Die Regelung des Art 23 Abs 1 EuGVVO über Gerichtsstandsvereinbarungen entspricht im Wesentlichen der in Art 17 EuGVÜ enthaltenen Vorgängerbestimmung. Die in der Rechtsprechung des EuGH zu Art 17 EuGVÜ entwickelten Kriterien sind daher auch auf die Nachfolgebestimmung zu übertragen (2 Ob 280/05y; 1 Ob 146/09s). Eine wirksame Gerichtsstandsvereinbarung setzt nach der Rechtsprechung des EuGH eine tatsächliche übereinstimmende Willenserklärung der Parteien voraus, die klar und deutlich zum Ausdruck zu bringen ist (RIS-Justiz RS0113571; 2 Ob 280/05y; 3 Ob 24/09i). Es soll vor allem gewährleistet sein, dass Zuständigkeitsvereinbarungen nicht unbemerkt Inhalt des Vertrags werden. Die Voraussetzungen für die Wirksamkeit von Gerichtsstandsklauseln sind eng auszulegen (RIS-Justiz RS0114604). Nach den Feststellungen ist eine Gerichtsstandsvereinbarung weder mündlich besprochen worden, noch wurden Umstände anlässlich der Vertragsschließung bekannt, die eine klare vom Wortlaut abweichende oder diese ergänzende Absicht der Parteien erkennen ließen. Der Vertragstext stellt eindeutig nur auf österreichisches materielles und formelles Recht ab, ohne die Vereinbarung eines Gerichtsstands in Österreich erkennen zu lassen. Jedenfalls erfüllt diese Formulierung nicht die vom EuGH geforderte Voraussetzung, dass die Willenserklärung der Parteien klar und deutlich im Sinne einer Gerichtsstandsvereinbarung zum Ausdruck kommt. Das Fehlen dieser Voraussetzung hindert im Zusammenhang mit dem weiteren Gebot, Gerichtsstandsklauseln eng auszulegen, aber auch eine ergänzende Vertragsauslegung.
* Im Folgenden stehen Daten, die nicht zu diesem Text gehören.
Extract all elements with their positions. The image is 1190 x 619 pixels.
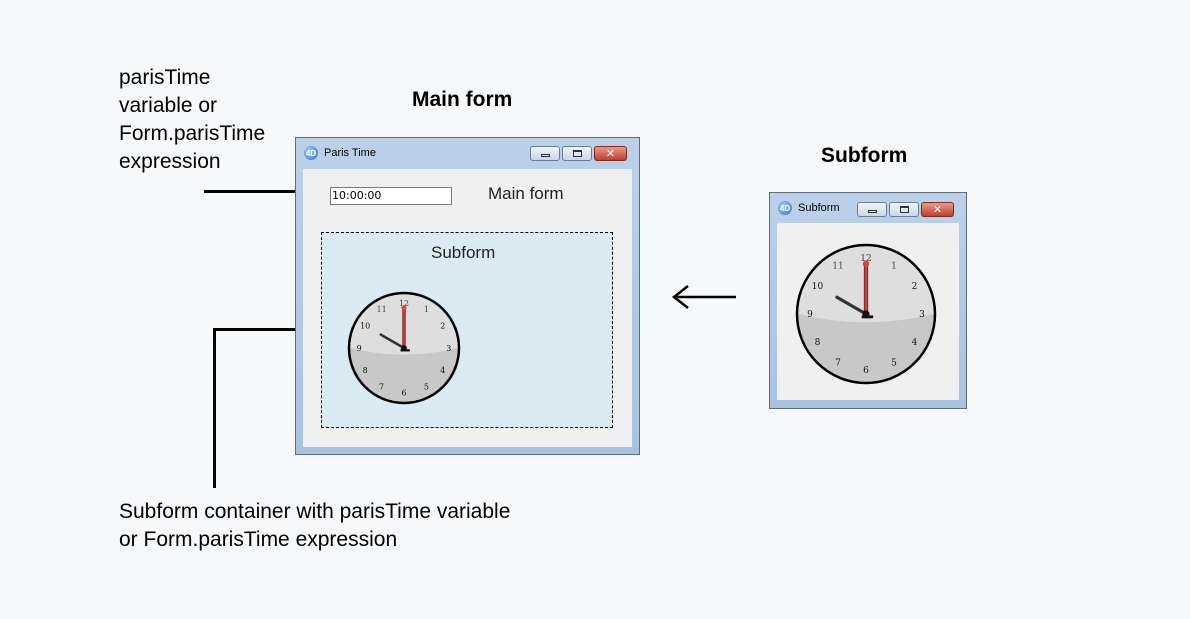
4d-app-icon: 4D — [304, 146, 318, 160]
4d-app-icon: 4D — [778, 201, 792, 215]
clock-number: 8 — [815, 338, 821, 348]
clock-hub — [401, 345, 407, 351]
main-form-label: Main form — [488, 184, 564, 203]
close-icon: ✕ — [605, 148, 616, 160]
annotation-line: Form.parisTime — [119, 122, 266, 145]
main-form-window: 4D Paris Time ✕ 10:00:00 Main form Subfo… — [295, 137, 640, 455]
main-form-client-area: 10:00:00 Main form Subform 12 1 2 3 4 5 6 7 8 9 10… — [303, 169, 632, 447]
window-title: Subform — [798, 202, 840, 214]
maximize-icon — [572, 150, 582, 157]
clock-number: 1 — [424, 305, 429, 314]
clock-number: 3 — [446, 344, 451, 353]
annotation-line: variable or — [119, 94, 218, 117]
main-form-heading: Main form — [412, 88, 513, 111]
clock-number: 6 — [401, 389, 406, 398]
clock-number: 9 — [357, 344, 362, 353]
clock-hub — [862, 310, 870, 318]
paristime-annotation: parisTime variable or Form.parisTime exp… — [119, 64, 265, 176]
close-icon: ✕ — [932, 204, 943, 216]
clock-number: 11 — [832, 262, 843, 272]
maximize-button[interactable] — [889, 202, 919, 217]
clock-number: 8 — [363, 366, 368, 375]
clock-number: 5 — [424, 383, 429, 392]
clock-number: 6 — [863, 366, 869, 376]
subform-container[interactable]: Subform 12 1 2 3 4 5 6 7 8 9 10 11 — [321, 232, 613, 428]
analog-clock-large: 121234567891011 — [795, 243, 937, 385]
clock-number: 3 — [919, 310, 925, 320]
clock-number: 9 — [807, 310, 813, 320]
analog-clock-small: 121234567891011 — [347, 291, 461, 405]
maximize-icon — [899, 206, 909, 213]
subform-container-label: Subform — [431, 243, 496, 262]
minimize-button[interactable] — [530, 146, 560, 161]
minimize-icon — [867, 210, 877, 213]
annotation-line: or Form.parisTime expression — [119, 528, 398, 551]
close-button[interactable]: ✕ — [921, 202, 954, 217]
clock-number: 4 — [440, 366, 445, 375]
window-title: Paris Time — [324, 147, 376, 159]
container-pointer-vertical-line — [213, 328, 216, 488]
clock-number: 11 — [377, 305, 387, 314]
maximize-button[interactable] — [562, 146, 592, 161]
clock-number: 2 — [440, 321, 445, 330]
minimize-icon — [540, 154, 550, 157]
clock-number: 10 — [360, 321, 370, 330]
window-controls: ✕ — [857, 202, 954, 217]
subform-container-annotation: Subform container with parisTime variabl… — [119, 498, 510, 554]
clock-number: 1 — [891, 262, 897, 272]
close-button[interactable]: ✕ — [594, 146, 627, 161]
title-bar[interactable]: 4D Paris Time ✕ — [296, 138, 639, 168]
clock-number: 5 — [891, 359, 897, 369]
annotation-line: parisTime — [119, 66, 211, 89]
clock-number: 10 — [812, 282, 824, 292]
subform-window: 4D Subform ✕ 12 1 2 3 4 5 6 7 8 9 10 11 — [769, 192, 967, 409]
subform-heading: Subform — [821, 144, 908, 167]
clock-second-tip — [862, 260, 870, 267]
clock-number: 2 — [912, 282, 918, 292]
clock-number: 7 — [379, 383, 384, 392]
minimize-button[interactable] — [857, 202, 887, 217]
paristime-input[interactable]: 10:00:00 — [330, 187, 452, 205]
left-arrow-icon — [671, 285, 736, 309]
clock-number: 7 — [835, 359, 841, 369]
subform-client-area: 12 1 2 3 4 5 6 7 8 9 10 11 — [777, 223, 959, 400]
window-controls: ✕ — [530, 146, 627, 161]
annotation-line: expression — [119, 150, 221, 173]
title-bar[interactable]: 4D Subform ✕ — [770, 193, 966, 223]
clock-number: 4 — [912, 338, 918, 348]
clock-second-tip — [401, 305, 407, 311]
annotation-line: Subform container with parisTime variabl… — [119, 500, 511, 523]
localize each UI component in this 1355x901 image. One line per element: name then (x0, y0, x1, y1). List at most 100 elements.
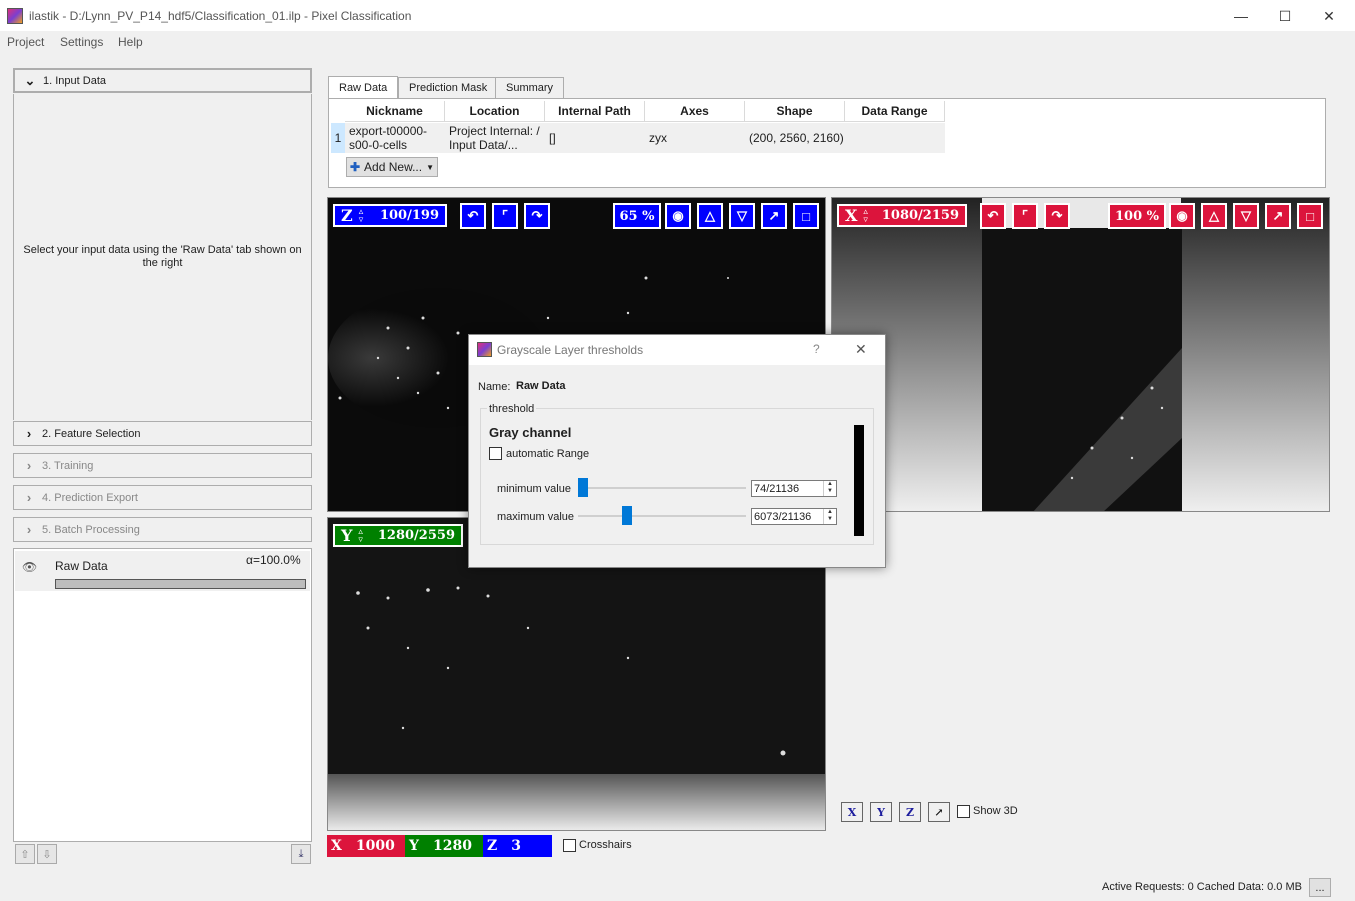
min-slider-track[interactable] (578, 487, 746, 489)
move-layer-up-icon[interactable]: ⇧ (15, 844, 35, 864)
zoom-level[interactable]: 100 % (1108, 203, 1166, 229)
max-value-label: maximum value (497, 511, 575, 523)
spin-arrows-icon[interactable]: ▵ ▿ (359, 207, 364, 224)
menu-settings[interactable]: Settings (60, 35, 103, 49)
cell-internal-path[interactable]: [] (545, 123, 645, 153)
more-button[interactable]: ... (1309, 878, 1331, 897)
swap-axes-icon[interactable]: ⌜ (492, 203, 518, 229)
view-y-button[interactable]: Y (870, 802, 892, 822)
applet-prediction-export[interactable]: › 4. Prediction Export (13, 485, 312, 510)
axis-label: Z (341, 206, 353, 225)
plus-icon: ✚ (349, 160, 361, 174)
min-value-spinbox[interactable]: 74/21136 ▲ ▼ (751, 480, 837, 497)
slice-up-icon[interactable]: △ (697, 203, 723, 229)
name-label: Name: (478, 381, 511, 393)
close-button[interactable]: ✕ (1306, 0, 1352, 32)
dialog-help-button[interactable]: ? (813, 342, 820, 356)
min-value-label: minimum value (497, 483, 571, 495)
cell-shape[interactable]: (200, 2560, 2160) (745, 123, 845, 153)
max-slider-track[interactable] (578, 515, 746, 517)
eye-icon[interactable]: 👁 (22, 560, 37, 574)
column-header[interactable]: Axes (645, 101, 745, 122)
menu-help[interactable]: Help (118, 35, 143, 49)
cell-data-range[interactable] (845, 123, 945, 153)
maximize-view-icon[interactable]: ↗ (1265, 203, 1291, 229)
ilastik-logo-icon (7, 8, 23, 24)
view-x-button[interactable]: X (841, 802, 863, 822)
rotate-right-icon[interactable]: ↷ (1044, 203, 1070, 229)
move-layer-down-icon[interactable]: ⇩ (37, 844, 57, 864)
applet-feature-selection[interactable]: › 2. Feature Selection (13, 421, 312, 446)
camera-icon[interactable]: ◉ (1169, 203, 1195, 229)
rotate-left-icon[interactable]: ↶ (980, 203, 1006, 229)
min-slider-thumb[interactable] (577, 478, 588, 497)
maximize-view-icon[interactable]: ↗ (761, 203, 787, 229)
max-slider-thumb[interactable] (622, 506, 633, 525)
viewer-x[interactable] (831, 197, 1330, 512)
cell-location[interactable]: Project Internal: / Input Data/... (445, 123, 545, 153)
applet-batch-processing[interactable]: › 5. Batch Processing (13, 517, 312, 542)
maximize-view-icon[interactable]: ↗ (928, 802, 950, 822)
coord-z-value: 3 (511, 838, 521, 854)
menu-project[interactable]: Project (7, 35, 44, 49)
applet-label: 5. Batch Processing (42, 523, 140, 536)
column-header[interactable]: Shape (745, 101, 845, 122)
tab-raw-data[interactable]: Raw Data (328, 76, 399, 99)
axis-label: Y (341, 526, 353, 545)
layer-settings-icon[interactable]: ⤓ (291, 844, 311, 864)
y-slice-selector[interactable]: Y ▵ ▿ 1280/2559 (333, 524, 463, 547)
rotate-left-icon[interactable]: ↶ (460, 203, 486, 229)
slice-down-icon[interactable]: ▽ (1233, 203, 1259, 229)
tab-prediction-mask[interactable]: Prediction Mask (398, 77, 499, 98)
camera-icon[interactable]: ◉ (665, 203, 691, 229)
minimize-button[interactable]: — (1218, 0, 1264, 32)
crosshairs-checkbox[interactable] (563, 839, 576, 852)
column-header[interactable]: Location (445, 101, 545, 122)
spin-arrows-icon[interactable]: ▲ ▼ (823, 509, 836, 524)
fullscreen-icon[interactable]: □ (793, 203, 819, 229)
coord-z: Z 3 (483, 835, 552, 857)
zoom-level[interactable]: 65 % (613, 203, 661, 229)
applet-label: 2. Feature Selection (42, 427, 141, 440)
automatic-range-checkbox[interactable] (489, 447, 502, 460)
slice-down-icon[interactable]: ▽ (729, 203, 755, 229)
coord-z-label: Z (487, 838, 498, 854)
dialog-close-button[interactable]: ✕ (855, 341, 867, 358)
applet-training[interactable]: › 3. Training (13, 453, 312, 478)
chevron-right-icon: › (26, 426, 32, 441)
coord-y-value: 1280 (433, 838, 472, 854)
view-z-button[interactable]: Z (899, 802, 921, 822)
threshold-group-label: threshold (487, 403, 537, 415)
column-header[interactable]: Nickname (345, 101, 445, 122)
add-new-button[interactable]: ✚ Add New... ▼ (346, 157, 438, 177)
x-slice-image (832, 198, 1329, 511)
swap-axes-icon[interactable]: ⌜ (1012, 203, 1038, 229)
spin-arrows-icon[interactable]: ▵ ▿ (863, 207, 868, 224)
cached-data: Cached Data: 0.0 MB (1196, 881, 1302, 893)
crosshairs-label: Crosshairs (579, 839, 632, 851)
x-slice-selector[interactable]: X ▵ ▿ 1080/2159 (837, 204, 967, 227)
z-slice-selector[interactable]: Z ▵ ▿ 100/199 (333, 204, 447, 227)
column-header[interactable]: Internal Path (545, 101, 645, 122)
max-value-spinbox[interactable]: 6073/21136 ▲ ▼ (751, 508, 837, 525)
coord-x-label: X (331, 838, 342, 854)
rotate-right-icon[interactable]: ↷ (524, 203, 550, 229)
row-number[interactable]: 1 (331, 123, 345, 153)
cell-nickname[interactable]: export-t00000-s00-0-cells (345, 123, 445, 153)
menu-bar (0, 32, 1355, 54)
show-3d-checkbox[interactable] (957, 805, 970, 818)
layer-opacity-bar[interactable] (55, 579, 306, 589)
fullscreen-icon[interactable]: □ (1297, 203, 1323, 229)
spin-arrows-icon[interactable]: ▲ ▼ (823, 481, 836, 496)
spin-arrows-icon[interactable]: ▵ ▿ (358, 527, 363, 544)
maximize-button[interactable]: ☐ (1262, 0, 1308, 32)
channel-title: Gray channel (489, 425, 572, 440)
applet-input-data[interactable]: ⌄ 1. Input Data (13, 68, 312, 93)
slice-value: 100/199 (379, 208, 439, 223)
layer-opacity: α=100.0% (246, 553, 301, 567)
coord-y: Y 1280 (405, 835, 483, 857)
column-header[interactable]: Data Range (845, 101, 945, 122)
tab-summary[interactable]: Summary (495, 77, 565, 98)
cell-axes[interactable]: zyx (645, 123, 745, 153)
slice-up-icon[interactable]: △ (1201, 203, 1227, 229)
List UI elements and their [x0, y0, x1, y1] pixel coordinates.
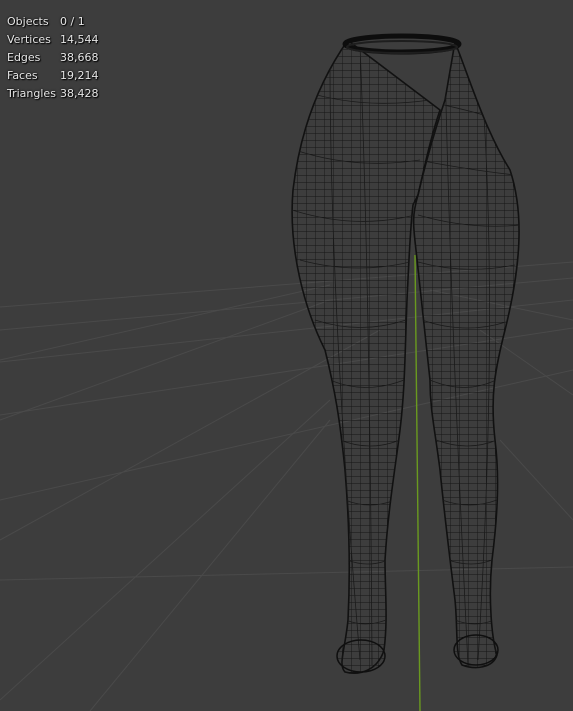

Letztlich kommt auch der vom Kläger ins Treffen geführten E-Mail des Vertreters der Beklagten keine entscheidende Bedeutung zu. Zum einen liegt darin keine schriftliche Bestätigung eines mündlich vereinbarten Vertragspunkts (Art 23 Abs 1 lit a zweiter Fall EuGVVO), weil nach den Feststellungen eine mündliche Vereinbarung nicht getroffen wurde. Darüber hinaus ist die offensichtlich nur vorübergehend beim seinerzeitigen Vorstand der Beklagten vorhanden gewesene, als einseitige Wissenserklärung geäußerte Meinung, „es sei offensichtlich gewesen, dass der Gerichtsstand, um die Vereinbarung zu interpretieren, Graz gewesen sei,“ nicht geeignet, eine bisher nicht zum Ausdruck gekommene Willenseinigung zu ersetzen.

Die Kostenentscheidung gründet sich auf §§ 41, 50 ZPO.